È stato in grado di realizzare un’ortesi personalizzata a prezzi accessibili in meno di 24 ore e, inoltre, i dispositivi ortopedici sono confortevoli.

“La stampa 3D ci consente di creare ortesi con diversi spessori in diverse aree. Possiamo applicare un’area più spessa dove è necessario e uno spessore minimo per le aree in cui la correzione non serve “, ha spiegato Matej. “Questo non è possibile con le ortesi attuali. Le ortesi non devono ferire, solo senza dolore i bambini possono accettarle”.
Matej e sua moglie hanno deciso di certificare la procedura, che è ora in attesa di brevetto, in modo che il processo e i componenti soddisfino i requisiti standard per i dispositivi medici e consentano studi clinici.
Matej ha lasciato il suo lavoro per dedicarsi a tempo pieno a dispositivi ortopedici per bambini stampati in 3D e certificati e, insieme a Mateja, Tašner e Timošenko, ha formato una nuova società chiamata aNImaKe.
“Al momento, stiamo facendo test con diversi pazienti da 3 a 11 anni che hanno diverse patologie”, ha detto Tašner. “Vediamo già miglioramenti in termini di biomeccanica, che è l’obiettivo principale.
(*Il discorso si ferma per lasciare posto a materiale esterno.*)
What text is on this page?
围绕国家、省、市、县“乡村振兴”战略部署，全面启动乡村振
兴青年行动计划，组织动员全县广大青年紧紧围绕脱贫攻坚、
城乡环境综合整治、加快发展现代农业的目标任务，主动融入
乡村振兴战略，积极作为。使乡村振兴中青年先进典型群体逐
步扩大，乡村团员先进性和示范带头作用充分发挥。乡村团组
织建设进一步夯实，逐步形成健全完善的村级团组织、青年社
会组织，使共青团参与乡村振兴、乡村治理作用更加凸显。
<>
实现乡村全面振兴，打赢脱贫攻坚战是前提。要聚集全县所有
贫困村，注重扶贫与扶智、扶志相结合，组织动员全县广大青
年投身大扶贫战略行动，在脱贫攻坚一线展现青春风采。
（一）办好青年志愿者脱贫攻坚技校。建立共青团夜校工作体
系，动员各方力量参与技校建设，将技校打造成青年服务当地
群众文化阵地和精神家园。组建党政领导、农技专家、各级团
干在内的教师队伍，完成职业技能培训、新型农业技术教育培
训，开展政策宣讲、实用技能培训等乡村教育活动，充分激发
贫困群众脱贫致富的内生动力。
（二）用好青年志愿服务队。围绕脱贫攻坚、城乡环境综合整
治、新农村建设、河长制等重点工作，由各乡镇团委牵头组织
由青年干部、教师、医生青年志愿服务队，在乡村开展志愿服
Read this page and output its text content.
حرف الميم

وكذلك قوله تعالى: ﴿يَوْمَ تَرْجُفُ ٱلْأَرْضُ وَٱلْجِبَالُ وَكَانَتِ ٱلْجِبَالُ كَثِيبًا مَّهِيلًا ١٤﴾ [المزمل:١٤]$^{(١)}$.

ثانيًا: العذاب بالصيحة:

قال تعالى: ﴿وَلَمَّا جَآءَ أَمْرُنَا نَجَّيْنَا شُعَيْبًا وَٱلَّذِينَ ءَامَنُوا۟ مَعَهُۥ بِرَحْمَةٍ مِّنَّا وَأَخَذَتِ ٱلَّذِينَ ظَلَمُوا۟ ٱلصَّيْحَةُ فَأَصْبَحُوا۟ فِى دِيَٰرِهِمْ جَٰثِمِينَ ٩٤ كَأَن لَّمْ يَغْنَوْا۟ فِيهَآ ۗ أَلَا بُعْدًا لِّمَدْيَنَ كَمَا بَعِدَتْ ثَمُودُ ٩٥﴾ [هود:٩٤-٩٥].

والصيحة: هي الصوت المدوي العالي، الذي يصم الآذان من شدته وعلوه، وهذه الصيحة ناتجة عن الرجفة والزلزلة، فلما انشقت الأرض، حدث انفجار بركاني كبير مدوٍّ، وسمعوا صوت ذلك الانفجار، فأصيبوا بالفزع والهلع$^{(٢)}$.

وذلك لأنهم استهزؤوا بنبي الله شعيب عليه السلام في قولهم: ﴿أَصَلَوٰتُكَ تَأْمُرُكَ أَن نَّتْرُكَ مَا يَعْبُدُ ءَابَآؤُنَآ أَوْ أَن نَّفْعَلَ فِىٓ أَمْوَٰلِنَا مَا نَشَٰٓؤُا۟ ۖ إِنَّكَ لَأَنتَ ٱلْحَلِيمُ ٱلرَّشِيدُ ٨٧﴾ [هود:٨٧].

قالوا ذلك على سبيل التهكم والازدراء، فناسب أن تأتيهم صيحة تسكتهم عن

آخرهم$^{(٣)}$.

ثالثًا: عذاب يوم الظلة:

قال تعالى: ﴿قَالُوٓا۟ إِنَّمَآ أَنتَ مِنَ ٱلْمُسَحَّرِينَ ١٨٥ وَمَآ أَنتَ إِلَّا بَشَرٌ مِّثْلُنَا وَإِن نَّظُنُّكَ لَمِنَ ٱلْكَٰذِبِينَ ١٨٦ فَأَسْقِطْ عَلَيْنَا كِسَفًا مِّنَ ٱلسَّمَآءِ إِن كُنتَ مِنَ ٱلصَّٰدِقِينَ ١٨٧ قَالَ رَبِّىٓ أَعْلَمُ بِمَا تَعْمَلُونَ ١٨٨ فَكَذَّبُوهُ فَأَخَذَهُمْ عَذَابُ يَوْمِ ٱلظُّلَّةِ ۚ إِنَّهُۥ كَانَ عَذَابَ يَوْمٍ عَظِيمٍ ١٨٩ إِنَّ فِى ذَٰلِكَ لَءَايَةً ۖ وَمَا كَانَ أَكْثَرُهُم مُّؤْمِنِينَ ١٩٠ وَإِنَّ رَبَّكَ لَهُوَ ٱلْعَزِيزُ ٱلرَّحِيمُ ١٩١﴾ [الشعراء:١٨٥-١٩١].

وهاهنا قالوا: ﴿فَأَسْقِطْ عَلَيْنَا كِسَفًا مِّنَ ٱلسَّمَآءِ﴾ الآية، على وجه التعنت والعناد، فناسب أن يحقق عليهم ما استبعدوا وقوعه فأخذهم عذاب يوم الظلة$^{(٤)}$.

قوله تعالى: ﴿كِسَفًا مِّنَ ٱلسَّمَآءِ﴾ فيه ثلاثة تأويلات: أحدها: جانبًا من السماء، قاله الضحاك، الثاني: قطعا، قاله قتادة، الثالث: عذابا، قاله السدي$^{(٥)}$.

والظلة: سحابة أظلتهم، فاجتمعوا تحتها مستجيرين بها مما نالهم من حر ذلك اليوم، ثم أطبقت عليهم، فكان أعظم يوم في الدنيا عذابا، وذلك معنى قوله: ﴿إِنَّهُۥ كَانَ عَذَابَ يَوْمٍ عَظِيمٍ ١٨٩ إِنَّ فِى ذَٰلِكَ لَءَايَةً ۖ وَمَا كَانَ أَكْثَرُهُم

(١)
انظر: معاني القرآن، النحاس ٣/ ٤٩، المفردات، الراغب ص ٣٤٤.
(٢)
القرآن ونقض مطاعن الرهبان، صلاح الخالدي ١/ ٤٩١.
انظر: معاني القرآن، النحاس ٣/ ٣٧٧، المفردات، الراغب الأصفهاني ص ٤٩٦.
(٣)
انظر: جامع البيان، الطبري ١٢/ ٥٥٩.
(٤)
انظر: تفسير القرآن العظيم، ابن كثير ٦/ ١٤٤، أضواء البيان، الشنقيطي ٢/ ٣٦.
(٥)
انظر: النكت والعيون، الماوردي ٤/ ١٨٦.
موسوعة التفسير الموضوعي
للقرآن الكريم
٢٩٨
Ma, soprattutto, un cambiamento positivo nell’atteggiamento quotidiano che i genitori osservano nei loro figli, perché i bambini hanno bisogno di sentirsi a proprio agio nell’uso continuato delle ortesi, così da migliorare la loro deambulazione. “
aNImaKe spera di estendere la tecnica ad altre parti del corpo, come un tutore per la mano che aiuta i giovani pazienti affetti da PCI ad allargare le dita.
“Vogliamo far conoscere a chi lavora nel settore medico gli strumenti oggi disponibili per fornire soluzioni migliori ai bambini”, ha detto Matej. “I plantari dovrebbero essere costruiti appositamente per la persona e dovrebbero trattare solo i sintomi, non essere soluzioni standardizzate che costringano il paziente in una sorta di scatola”.